As Kai (Tiffany Haddish, criminally underused) and Chris (Barinholtz) prepare for the yearly celebration of family dysfunction that is Thanksgiving, pressure within and outside the house builds around the US government’s new Patriot’s Oath.
This oath is a pledge of unfaltering dedication to the president. It is voluntary—and anyone who loves America would certainly volunteer. Deadline for signing is Black Friday.

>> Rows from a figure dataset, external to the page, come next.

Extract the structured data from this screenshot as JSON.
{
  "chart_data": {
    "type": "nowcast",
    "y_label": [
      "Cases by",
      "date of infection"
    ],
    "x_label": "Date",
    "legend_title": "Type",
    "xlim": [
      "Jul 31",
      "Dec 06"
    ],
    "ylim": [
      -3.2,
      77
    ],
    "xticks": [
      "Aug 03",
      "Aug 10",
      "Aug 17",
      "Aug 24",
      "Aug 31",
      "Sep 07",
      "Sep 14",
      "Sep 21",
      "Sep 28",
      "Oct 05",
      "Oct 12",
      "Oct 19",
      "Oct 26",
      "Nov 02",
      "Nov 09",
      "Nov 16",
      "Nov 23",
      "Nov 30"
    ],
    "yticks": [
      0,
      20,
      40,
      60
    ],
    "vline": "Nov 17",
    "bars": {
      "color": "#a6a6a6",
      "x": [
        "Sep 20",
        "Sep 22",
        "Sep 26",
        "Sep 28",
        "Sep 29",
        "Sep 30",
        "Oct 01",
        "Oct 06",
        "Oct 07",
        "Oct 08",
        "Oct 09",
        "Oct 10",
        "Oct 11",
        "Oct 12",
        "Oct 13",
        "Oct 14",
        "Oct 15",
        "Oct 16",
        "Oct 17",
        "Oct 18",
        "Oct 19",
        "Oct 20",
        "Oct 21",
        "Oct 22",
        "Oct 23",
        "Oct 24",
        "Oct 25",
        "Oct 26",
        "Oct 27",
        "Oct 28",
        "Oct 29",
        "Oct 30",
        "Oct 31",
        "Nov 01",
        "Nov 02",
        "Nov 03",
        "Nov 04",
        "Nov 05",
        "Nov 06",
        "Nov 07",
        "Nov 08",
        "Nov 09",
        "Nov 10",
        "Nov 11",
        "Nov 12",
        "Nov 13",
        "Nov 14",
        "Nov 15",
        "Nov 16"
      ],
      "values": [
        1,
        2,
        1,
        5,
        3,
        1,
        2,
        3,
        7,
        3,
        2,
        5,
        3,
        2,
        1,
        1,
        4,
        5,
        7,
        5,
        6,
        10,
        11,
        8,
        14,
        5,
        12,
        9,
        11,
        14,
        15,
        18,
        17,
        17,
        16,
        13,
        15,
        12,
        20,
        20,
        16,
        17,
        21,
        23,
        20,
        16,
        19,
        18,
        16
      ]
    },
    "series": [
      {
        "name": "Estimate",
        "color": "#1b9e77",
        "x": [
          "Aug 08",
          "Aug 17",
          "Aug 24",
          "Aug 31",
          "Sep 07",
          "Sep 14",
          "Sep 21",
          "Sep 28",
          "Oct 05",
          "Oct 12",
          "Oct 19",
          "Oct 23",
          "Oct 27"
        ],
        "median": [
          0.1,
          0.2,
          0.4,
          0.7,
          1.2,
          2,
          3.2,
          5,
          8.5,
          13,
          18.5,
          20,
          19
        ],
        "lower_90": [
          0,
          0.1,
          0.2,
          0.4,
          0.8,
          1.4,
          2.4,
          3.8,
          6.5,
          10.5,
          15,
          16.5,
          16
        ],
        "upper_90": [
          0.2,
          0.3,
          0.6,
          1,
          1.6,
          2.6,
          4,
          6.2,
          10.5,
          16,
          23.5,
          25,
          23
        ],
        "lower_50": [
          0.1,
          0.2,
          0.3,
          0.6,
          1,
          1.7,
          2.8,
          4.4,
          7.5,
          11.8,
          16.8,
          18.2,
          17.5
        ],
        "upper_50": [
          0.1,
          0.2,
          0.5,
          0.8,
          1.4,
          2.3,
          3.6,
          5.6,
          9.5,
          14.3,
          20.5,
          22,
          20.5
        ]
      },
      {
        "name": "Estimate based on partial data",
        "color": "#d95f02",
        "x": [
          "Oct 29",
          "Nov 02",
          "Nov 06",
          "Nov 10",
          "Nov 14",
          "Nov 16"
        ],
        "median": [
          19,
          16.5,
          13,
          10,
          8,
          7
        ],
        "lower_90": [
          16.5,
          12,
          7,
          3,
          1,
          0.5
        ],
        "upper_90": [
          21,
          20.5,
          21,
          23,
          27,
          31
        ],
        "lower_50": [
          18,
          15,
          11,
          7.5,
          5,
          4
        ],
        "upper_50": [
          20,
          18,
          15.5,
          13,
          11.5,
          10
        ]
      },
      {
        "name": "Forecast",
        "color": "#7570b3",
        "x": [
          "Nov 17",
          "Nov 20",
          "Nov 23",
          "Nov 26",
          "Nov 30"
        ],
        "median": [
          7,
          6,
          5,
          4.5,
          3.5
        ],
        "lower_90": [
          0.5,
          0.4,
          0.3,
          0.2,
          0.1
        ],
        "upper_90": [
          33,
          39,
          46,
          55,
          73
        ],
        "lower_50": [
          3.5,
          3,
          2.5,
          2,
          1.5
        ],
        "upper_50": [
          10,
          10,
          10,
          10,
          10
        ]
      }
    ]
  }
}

The premise allows Barinholtz to mine the old dinner table comedy concept for insights about a divided nation. As lead, he creates a self-righteous liberal who’s quick to judge, blindly passionate and dismissive of other opinions.
Chris’s opposite this holiday season is not exactly his conservative brother Pat (played by actual brother Jon Barinholtz) as much as it is Pat’s Tomi Lahren-esque girlfriend, Abbie (perfectly played by Meredith Hagner). The rest of the family —played by Nora Dunn, Carrie Brownstein, and Chris Ellis —fall somewhere between the two on the political spectrum. Mainly, they’d just like some quiet to enjoy their turkey.
The Oath exacerbates tensions with an all-too-relevant and believable horror, but makes a wild tonal shift when two government officials (John Cho, Billy Magnussen) arrive on Black Friday to talk to Chris, who hasn’t signed.
Barinholtz’s premise is alarmingly tight. Equally on-target is the tension about sharing holidays with politically opposed loved ones, as well as the image of our irrevocably altered news consumption. But beyond that, The Oath doesn’t offer a lot of insight.
It makes some weird decisions and Barinholtz’s dialog—especially the quick one-offs—are both character defining and often hilarious. But as a black comedy, The Oath can’t decide what it delivers. A middle class family comfortably in the suburbs faces the unthinkable: potential incarceration and separation with no true justice system in place to work for their freedom.
Unfortunately, this actually describes far too many immigrant families for the film to pull that final punch. Barinholtz settles, offering a convenient resolution that robs his film of any credibility its first two acts had earned.